Fehler im Praxisalltag
Peinliche Situation vermeiden
Dieses Ereignis wird aus einer Hausarztpraxis berichtet:
Was ist passiert?
Eine Patientin mit Migrationshintergrund sollte zur Abklärung eines Verdachts auf dem Fahrradergometer untersucht werden. Bei den Vorbereitungen (EKG anlegen, Fahrradhöhe einstellen ...) wurde ihr das Verfahren erklärt. Im Gespräch mit der MFA erzählte die Patientin, dass sie kein Fahrrad hat. Die MFA hat das so verstanden, dass sie hier in Deutschland kein Fahrrad hat.

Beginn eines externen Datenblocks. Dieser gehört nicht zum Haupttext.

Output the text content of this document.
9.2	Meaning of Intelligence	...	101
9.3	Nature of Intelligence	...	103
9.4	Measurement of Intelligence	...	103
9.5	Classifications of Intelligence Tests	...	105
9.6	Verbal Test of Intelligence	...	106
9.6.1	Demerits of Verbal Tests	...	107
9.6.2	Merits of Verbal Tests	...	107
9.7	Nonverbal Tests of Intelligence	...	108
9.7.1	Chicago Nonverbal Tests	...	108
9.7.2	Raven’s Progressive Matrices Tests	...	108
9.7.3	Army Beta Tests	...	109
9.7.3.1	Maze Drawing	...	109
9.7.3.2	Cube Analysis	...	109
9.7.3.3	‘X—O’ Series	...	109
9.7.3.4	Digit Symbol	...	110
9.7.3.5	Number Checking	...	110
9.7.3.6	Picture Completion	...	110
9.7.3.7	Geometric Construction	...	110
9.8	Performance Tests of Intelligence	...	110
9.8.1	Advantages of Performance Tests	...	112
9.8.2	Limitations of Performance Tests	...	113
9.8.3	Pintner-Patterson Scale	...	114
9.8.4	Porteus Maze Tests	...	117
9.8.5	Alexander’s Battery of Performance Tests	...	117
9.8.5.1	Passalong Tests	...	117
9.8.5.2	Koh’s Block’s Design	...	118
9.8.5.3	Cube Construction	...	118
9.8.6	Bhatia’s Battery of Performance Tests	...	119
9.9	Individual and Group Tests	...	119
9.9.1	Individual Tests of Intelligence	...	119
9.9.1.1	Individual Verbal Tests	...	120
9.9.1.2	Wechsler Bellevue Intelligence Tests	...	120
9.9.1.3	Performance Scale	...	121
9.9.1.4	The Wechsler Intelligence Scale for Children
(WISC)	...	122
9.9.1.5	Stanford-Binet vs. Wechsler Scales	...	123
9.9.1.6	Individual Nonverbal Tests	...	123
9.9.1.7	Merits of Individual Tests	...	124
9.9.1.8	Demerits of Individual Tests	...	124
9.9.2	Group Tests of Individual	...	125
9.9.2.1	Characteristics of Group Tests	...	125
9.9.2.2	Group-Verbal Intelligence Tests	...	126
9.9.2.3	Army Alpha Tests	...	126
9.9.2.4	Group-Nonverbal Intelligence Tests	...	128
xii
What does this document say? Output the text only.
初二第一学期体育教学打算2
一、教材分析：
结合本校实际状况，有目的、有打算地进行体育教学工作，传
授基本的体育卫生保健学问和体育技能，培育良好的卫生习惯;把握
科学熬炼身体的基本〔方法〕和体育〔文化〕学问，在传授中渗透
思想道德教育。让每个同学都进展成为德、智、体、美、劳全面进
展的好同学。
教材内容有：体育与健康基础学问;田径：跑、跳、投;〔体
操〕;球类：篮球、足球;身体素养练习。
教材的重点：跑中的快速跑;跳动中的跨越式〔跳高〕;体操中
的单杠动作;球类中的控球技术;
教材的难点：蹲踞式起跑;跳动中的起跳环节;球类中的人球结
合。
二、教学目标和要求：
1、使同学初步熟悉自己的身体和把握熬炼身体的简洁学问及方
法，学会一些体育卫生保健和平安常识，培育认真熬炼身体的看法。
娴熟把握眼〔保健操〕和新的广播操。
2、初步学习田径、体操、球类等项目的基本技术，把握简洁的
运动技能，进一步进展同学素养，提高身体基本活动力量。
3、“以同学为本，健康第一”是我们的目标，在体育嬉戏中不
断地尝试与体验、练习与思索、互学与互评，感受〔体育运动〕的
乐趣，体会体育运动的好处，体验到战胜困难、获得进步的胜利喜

Schließlich kam der Arzt dazu und die Untersuchung sollte beginnen. Die Patientin konnte aber nichts mit den Pedalen anfangen und machte nur ein paar hilflose Wippbewegungen. Die MFA versuchte ihr ruhig und verständnisvoll zu erklären, wie man treten muss, aber die Frau wurde zusehends nervöser, hektischer. Die Situation war ihr sichtlich peinlich. Die Untersuchung musste schließlich abgebrochen werden.
Was war das Ergebnis?
Die Patientin war völlig am Boden zerstört, dass sie es nicht geschafft hat. Zusätzlich war sie sehr beschämt, mit nacktem Oberkörper vor einer männlichen Person zu sitzen.
Welche Gründe können zu dem Ereignis geführt haben?
Die MFA hat es versäumt bei der Patientin nachzufragen, ob sie überhaupt schon einmal auf einem Fahrrad gesessen hat – vor allem als sie erzählte, dass sie kein Fahrrad hat.
Wie hätte man das Ereignis verhindern können?
Durch gezieltes Nachfragen des Praxisteams.
Welche Faktoren trugen Ihrer Meinung nach zu dem Fehler bei?
Es handelt sich hier um ein Kommunikationsproblem.
Wie häufig tritt dieser Fehler auf?
Dieser Fehler trat erstmalig auf.
Kommentar des Instituts für Allgemeinmedizin:
Hier wird ein Kommunikationsfehler offenbar durch sprachliche Probleme mit einer Patientin nicht-deutscher Herkunft verstärkt. Zudem ist sie durch die Situation (nackter Oberkörper vor einer männlichen Person) sehr beschämt, was sicher auch bei vielen anderen Frauen der Fall wäre.
Kommentare anderer Nutzer:
Nutzer 1: Idealerweise sollte Patientinnen eine Jacke, ein Pullover oder ein Tuch über die Schultern gelegt werden, damit wenigstens etwas Privatsphäre entsteht. Auch die Anordnung des Fahrrads zum beurteilenden EKG seitlich statt frontal zur Patientin ist hilfreich.
Nutzer 2: Ich sehe keine Möglichkeit jede nur denkbare peinliche Situation schon im Vorfeld zu erahnen und vermeiden zu können. Für wichtig halte ich es deshalb, eine erkannte Notsituation sofort zu entschärfen und der Patientin das Gefühl zu geben, dass das eben Erlebte nicht schlimm ist.